Healing the Wounds of Mean Mothering

Part 2: How the Wounding Happens

We come into this life totally dependent, with (I and others believe) an organismic trust that we will be welcomed and loved (with what these days is called healthy attachment). When we are met with less than that, our infant selves begin adapting to preserve what little might be available. (An example from my own life: my body remembers staying quiet, lying miserably cold and wet in my crib because the one who came when I cried would jerk me about roughly with sharp poking fingernails. When I waited quietly for her to come when she felt like it, I would not be treated as roughly.)

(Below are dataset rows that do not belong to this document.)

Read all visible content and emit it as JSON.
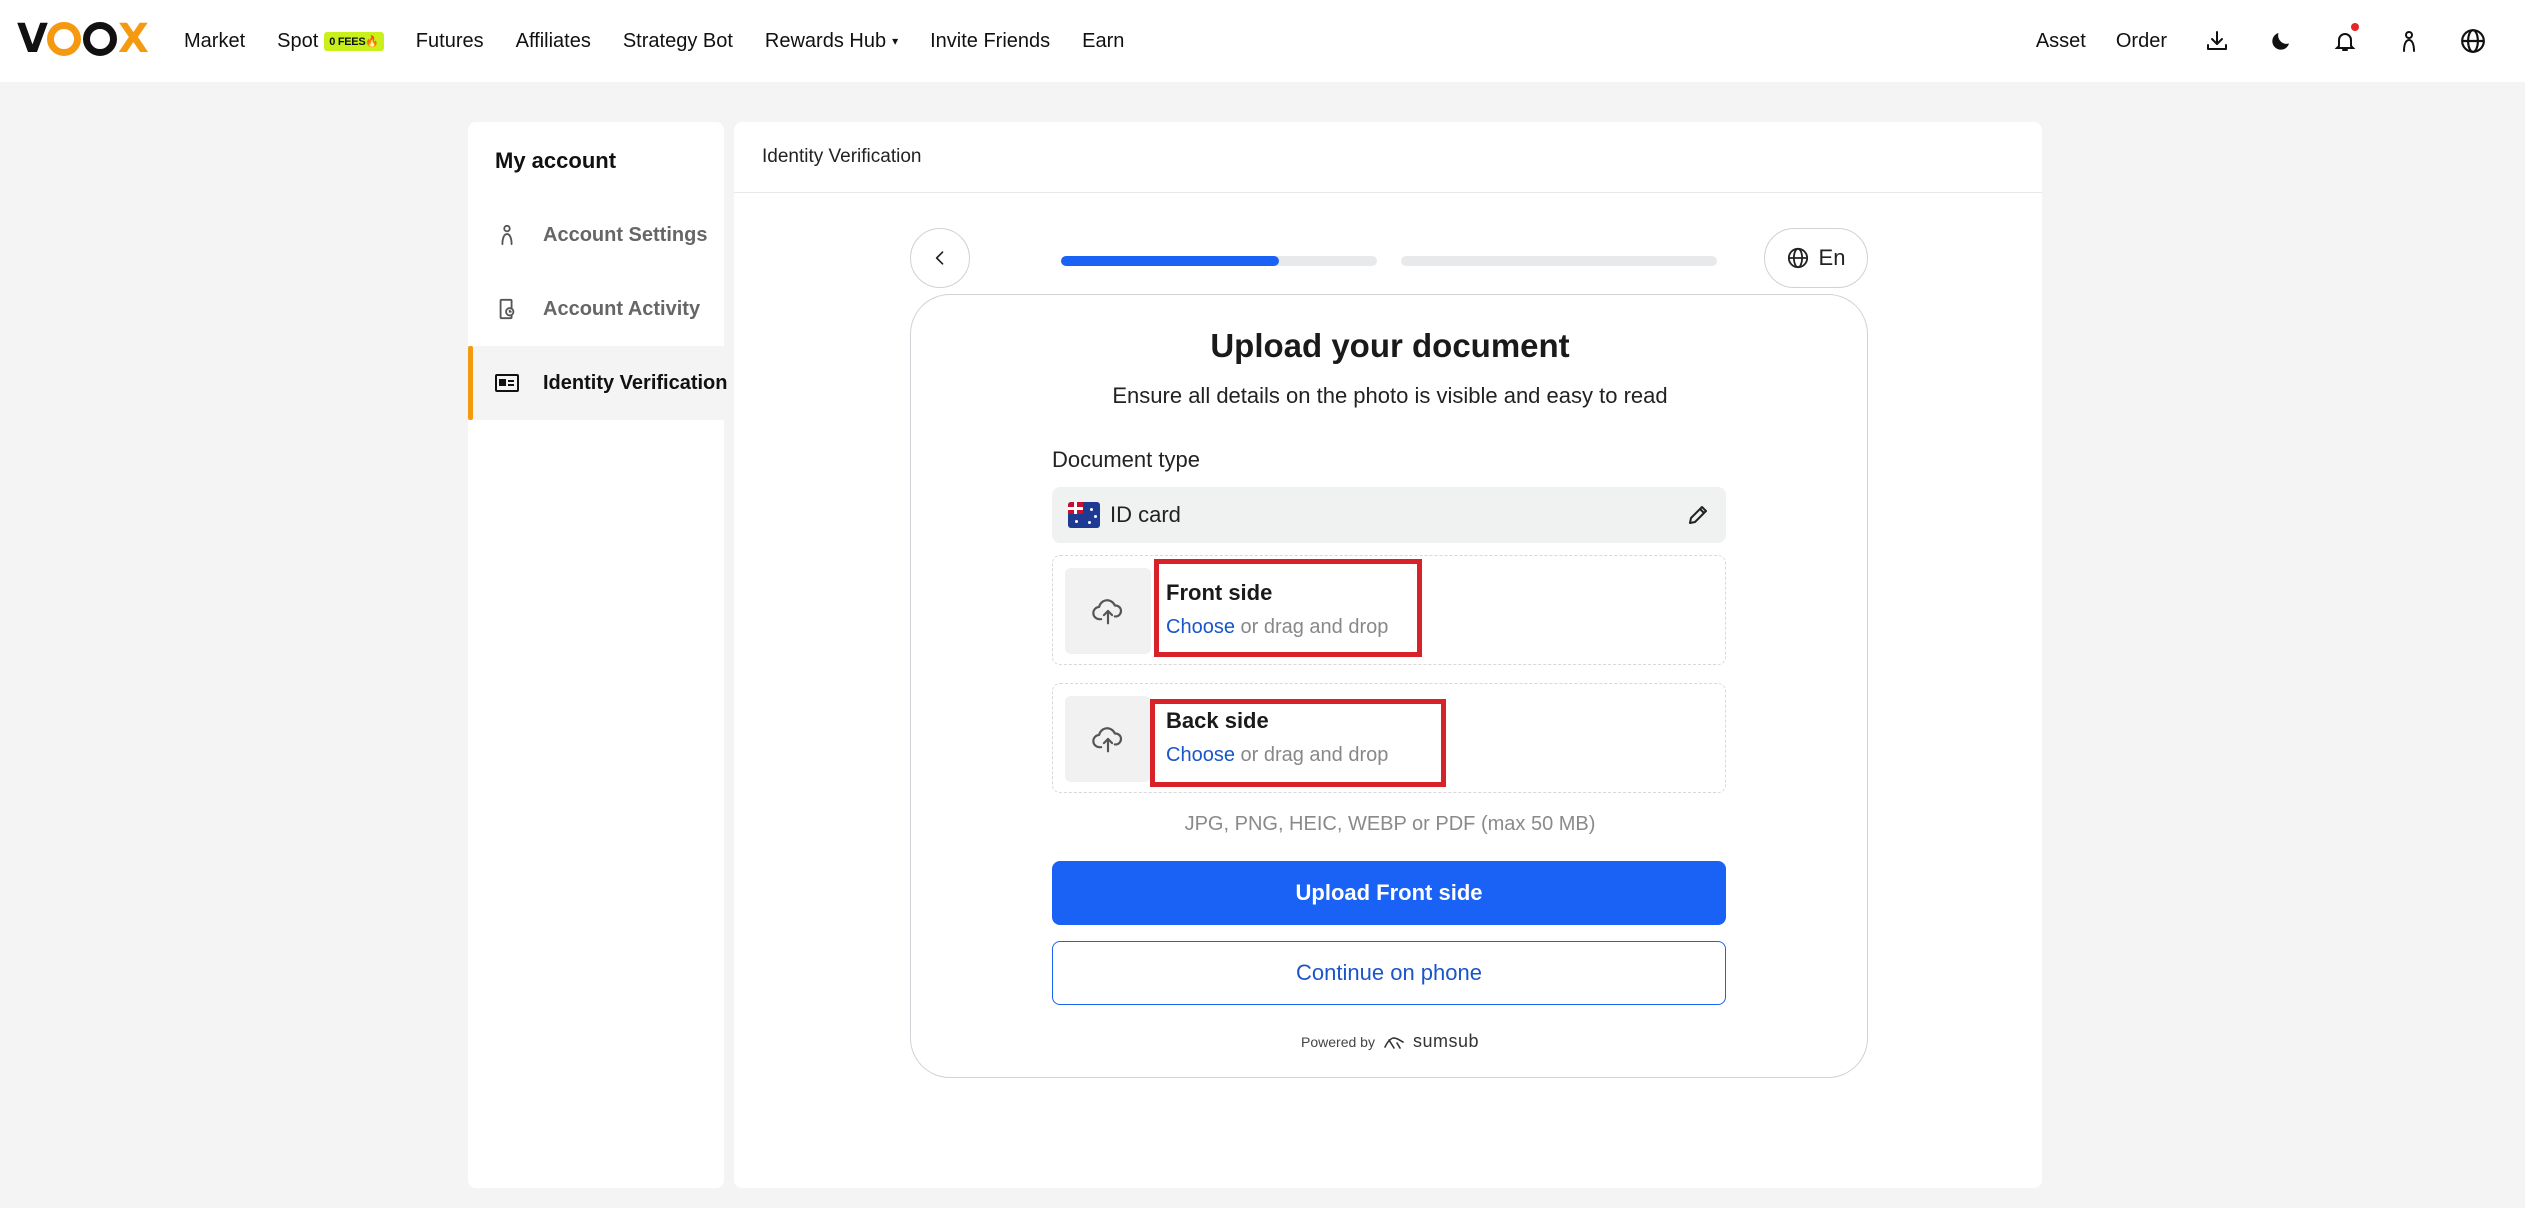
{
  "app": {
    "logo_text": "VOOX"
  },
  "nav": {
    "items": [
      {
        "label": "Market"
      },
      {
        "label": "Spot",
        "badge": "0 FEES🔥"
      },
      {
        "label": "Futures"
      },
      {
        "label": "Affiliates"
      },
      {
        "label": "Strategy Bot"
      },
      {
        "label": "Rewards Hub",
        "has_dropdown": true
      },
      {
        "label": "Invite Friends"
      },
      {
        "label": "Earn"
      }
    ],
    "right": {
      "asset_label": "Asset",
      "order_label": "Order",
      "icons": [
        "download-icon",
        "moon-icon",
        "bell-icon",
        "user-icon",
        "globe-icon"
      ],
      "notification_dot_color": "#e5262b"
    }
  },
  "sidebar": {
    "title": "My account",
    "items": [
      {
        "label": "Account Settings",
        "icon": "user-icon",
        "active": false
      },
      {
        "label": "Account Activity",
        "icon": "activity-icon",
        "active": false
      },
      {
        "label": "Identity Verification",
        "icon": "id-card-icon",
        "active": true
      }
    ],
    "accent_color": "#f59a10"
  },
  "main": {
    "header": "Identity Verification",
    "progress": {
      "steps": 2,
      "step1_fill_fraction": 0.69,
      "step2_fill_fraction": 0.0,
      "color": "#1a62f5"
    },
    "language_label": "En",
    "card": {
      "title": "Upload your document",
      "subtitle": "Ensure all details on the photo is visible and easy to read",
      "doc_type_label": "Document type",
      "doc_type_value": "ID card",
      "front": {
        "title": "Front side",
        "choose": "Choose",
        "rest": " or drag and drop"
      },
      "back": {
        "title": "Back side",
        "choose": "Choose",
        "rest": " or drag and drop"
      },
      "formats": "JPG, PNG, HEIC, WEBP or PDF (max 50 MB)",
      "primary_button": "Upload Front side",
      "secondary_button": "Continue on phone",
      "powered_by": "Powered by",
      "powered_brand": "sumsub"
    }
  }
}
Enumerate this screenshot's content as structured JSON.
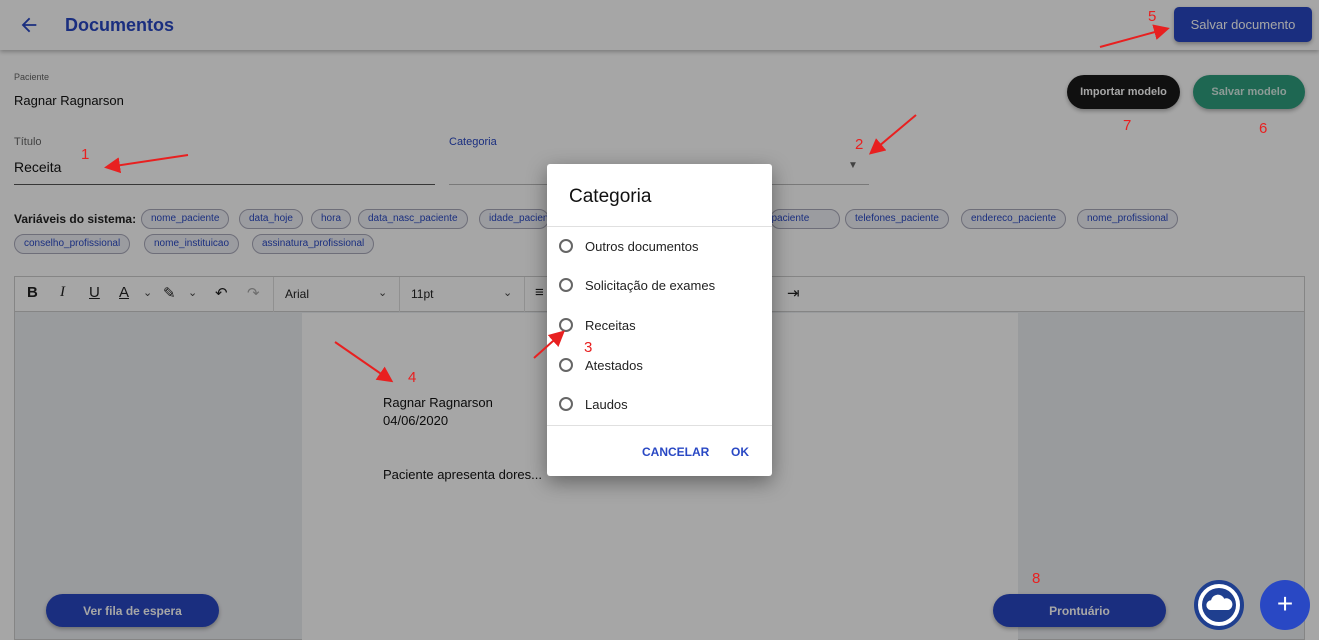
{
  "header": {
    "title": "Documentos",
    "save_document": "Salvar documento"
  },
  "form": {
    "patient_label": "Paciente",
    "patient_value": "Ragnar Ragnarson",
    "title_label": "Título",
    "title_value": "Receita",
    "category_label": "Categoria",
    "import_model": "Importar modelo",
    "save_model": "Salvar modelo"
  },
  "variables": {
    "label": "Variáveis do sistema:",
    "chips": [
      "nome_paciente",
      "data_hoje",
      "hora",
      "data_nasc_paciente",
      "idade_paciente",
      "rg_paciente",
      "telefones_paciente",
      "endereco_paciente",
      "nome_profissional",
      "conselho_profissional",
      "nome_instituicao",
      "assinatura_profissional"
    ]
  },
  "editor": {
    "font": "Arial",
    "size": "11pt",
    "lines": [
      "Ragnar Ragnarson",
      "04/06/2020",
      "Paciente apresenta dores..."
    ]
  },
  "dialog": {
    "title": "Categoria",
    "options": [
      "Outros documentos",
      "Solicitação de exames",
      "Receitas",
      "Atestados",
      "Laudos"
    ],
    "cancel": "CANCELAR",
    "ok": "OK"
  },
  "bottom": {
    "queue": "Ver fila de espera",
    "record": "Prontuário"
  },
  "annotations": [
    "1",
    "2",
    "3",
    "4",
    "5",
    "6",
    "7",
    "8"
  ],
  "colors": {
    "primary": "#2948c4",
    "green": "#2e9e7e",
    "dark": "#1a1a1a",
    "annotation": "#e82020"
  }
}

We begin, even before we have words or concepts for it, to believe that it is our failure, our lack that is the cause of our deprivation or mistreatment. We start on the road to trying to be better/gooder girls/more of whatever we think might unlock the loving we are not getting from our mothers.

By believing it is we who are lacking, we can keep holding onto the hope that, should we only find the key, the right way to be, our mothers will finally love us as we yearn to be loved. Were we to understand that the absence of that love has to do rather with the damage in our mothers that leaves them unable to love us, we would lose all hope. To feel our helplessness, the futility of our desperate attempts to be lovable in the face of their lack of the capacity to love is too devastating to tolerate. With a convoluted kind of loyalty, we as children, and later as adults, “take the rap,” finding presumed inadequacies in our selves to account for the unloving behavior from these damaged mothers: e.g., we are too needy, too ugly, too clumsy, too fat, too stupid. Our vicious inner critics keep the myth alive and keep us ever striving and always failing to feel worthy just as we are.

Often we go on to choose partners who treat us as our mothers treated us. This affirms the myth of our unworthiness, keeping us loyal to our mother’s image: “see, no one can love me any better than she did, it must be me that’s the problem.”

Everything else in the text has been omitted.